Sir Colin Davis, long-time friend and champion of the composer, brought it to the Proms on Sunday. And Beethoven was there too in the unfamiliar shape of his String Quartet in E-flat Op.127, newly recast for string orchestra by Sir Colin and David Matthews. It worked rather well, thanks in no small part to playing from the London Symphony Orchestra strings which managed somehow to convey a sense of this music having naturally, not forcibly, outgrown the solo quartet which first gave it expression. Great music transcends its form. Great Beethoven such as this communicates publicly what it once contemplated privately. Which is not to say that Davis's reading was short on contemplation. The long and serene slow movement - offspring of the Ninth Symphony's slow movement (which immediately preceeds it) - is so much more than a theme and variations. It's about the evolution of ideas, it's about one idea becoming another. It's about strict form making for free expression.
Undoubtedly the most remarkable feature of Tippett's A Child of Our Time is the symbiotic relationship between the formality and concision of the recitatives, arias, and choruses - so closely modelled on Bach's Passions - and the highly emotive free-flow of the spirituals. "Crystal Night" - the advent of Jewish persecution - is concentrated into a terse fugal chorus of little more than a minute. But the response - the "spiritual of anger" - is "Go Down, Moses", an expansive, resounding setting in which all the world seems to find a voice. Davis and his forces - not least, of course, the splendidly open-throated London Symphony Chorus - flung wide the word like true believers. This is a piece where moments must be seized and simple truths communicated in an instant. Its directness of utterance is disarming. There is nowhere to hide.

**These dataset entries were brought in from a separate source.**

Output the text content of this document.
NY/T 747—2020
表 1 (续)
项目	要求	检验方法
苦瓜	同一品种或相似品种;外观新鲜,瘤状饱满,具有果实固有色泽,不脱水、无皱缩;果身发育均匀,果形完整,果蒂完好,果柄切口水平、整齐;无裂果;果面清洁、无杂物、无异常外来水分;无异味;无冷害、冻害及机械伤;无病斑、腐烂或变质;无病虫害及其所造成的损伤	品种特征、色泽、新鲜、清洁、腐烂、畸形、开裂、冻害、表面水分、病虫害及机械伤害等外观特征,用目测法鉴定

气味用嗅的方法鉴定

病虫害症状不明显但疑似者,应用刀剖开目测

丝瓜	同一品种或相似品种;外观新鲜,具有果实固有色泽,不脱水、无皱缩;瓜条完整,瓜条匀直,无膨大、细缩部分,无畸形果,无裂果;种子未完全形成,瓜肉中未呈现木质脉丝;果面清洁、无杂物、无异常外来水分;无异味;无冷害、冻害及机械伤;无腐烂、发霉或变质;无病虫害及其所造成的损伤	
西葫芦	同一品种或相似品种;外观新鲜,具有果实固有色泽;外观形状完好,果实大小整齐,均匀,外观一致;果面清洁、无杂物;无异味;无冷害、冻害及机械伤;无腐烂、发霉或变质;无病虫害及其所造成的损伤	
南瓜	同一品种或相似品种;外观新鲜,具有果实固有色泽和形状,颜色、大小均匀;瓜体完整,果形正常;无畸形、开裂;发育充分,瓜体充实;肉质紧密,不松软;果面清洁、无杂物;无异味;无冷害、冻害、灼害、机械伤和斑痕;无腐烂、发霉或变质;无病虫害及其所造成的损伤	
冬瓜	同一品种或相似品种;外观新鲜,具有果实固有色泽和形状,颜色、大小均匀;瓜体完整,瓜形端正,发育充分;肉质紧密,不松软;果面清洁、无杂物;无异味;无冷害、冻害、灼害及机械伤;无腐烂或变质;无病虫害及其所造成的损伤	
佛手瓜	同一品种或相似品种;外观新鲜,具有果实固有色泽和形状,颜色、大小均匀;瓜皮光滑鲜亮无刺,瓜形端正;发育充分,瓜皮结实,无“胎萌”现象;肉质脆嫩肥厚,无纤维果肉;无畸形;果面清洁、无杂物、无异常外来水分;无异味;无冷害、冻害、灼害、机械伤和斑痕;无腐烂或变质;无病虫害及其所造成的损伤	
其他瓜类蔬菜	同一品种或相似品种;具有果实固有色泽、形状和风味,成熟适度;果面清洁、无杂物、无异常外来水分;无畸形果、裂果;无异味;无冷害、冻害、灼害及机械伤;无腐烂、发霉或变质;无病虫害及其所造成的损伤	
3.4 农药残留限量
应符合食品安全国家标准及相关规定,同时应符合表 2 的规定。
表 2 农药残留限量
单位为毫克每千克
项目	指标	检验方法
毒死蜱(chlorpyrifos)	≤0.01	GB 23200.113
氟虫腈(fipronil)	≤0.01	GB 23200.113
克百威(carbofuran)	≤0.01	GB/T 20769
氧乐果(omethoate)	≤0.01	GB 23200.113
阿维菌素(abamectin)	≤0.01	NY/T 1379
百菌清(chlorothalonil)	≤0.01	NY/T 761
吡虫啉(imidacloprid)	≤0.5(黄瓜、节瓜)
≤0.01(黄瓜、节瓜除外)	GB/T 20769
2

None of these performers needed to. Tenor Jerry Hadley invested everything he sang with the fervant, in-your-face tone of the spirituals. That was something we as "a community", as opposed to an audience, could relate to. Likewise the, plain-speaking bass of John Tomlinson. Nora Gubisch proffered some throatily arresting mezzo colours, and from the moment the creamy, beautifully "covered" sound of soprano Deborah Riedel floated to a perfect high A in blissful anticipation of "Steal Away", it was clear that the spirit moved in her. It sure moved in Tippett. The final word of "Deep River", the final word of the piece, is "Lord", starkly, simply, intoned as a falling third: acceptance and an open question at one and the same time.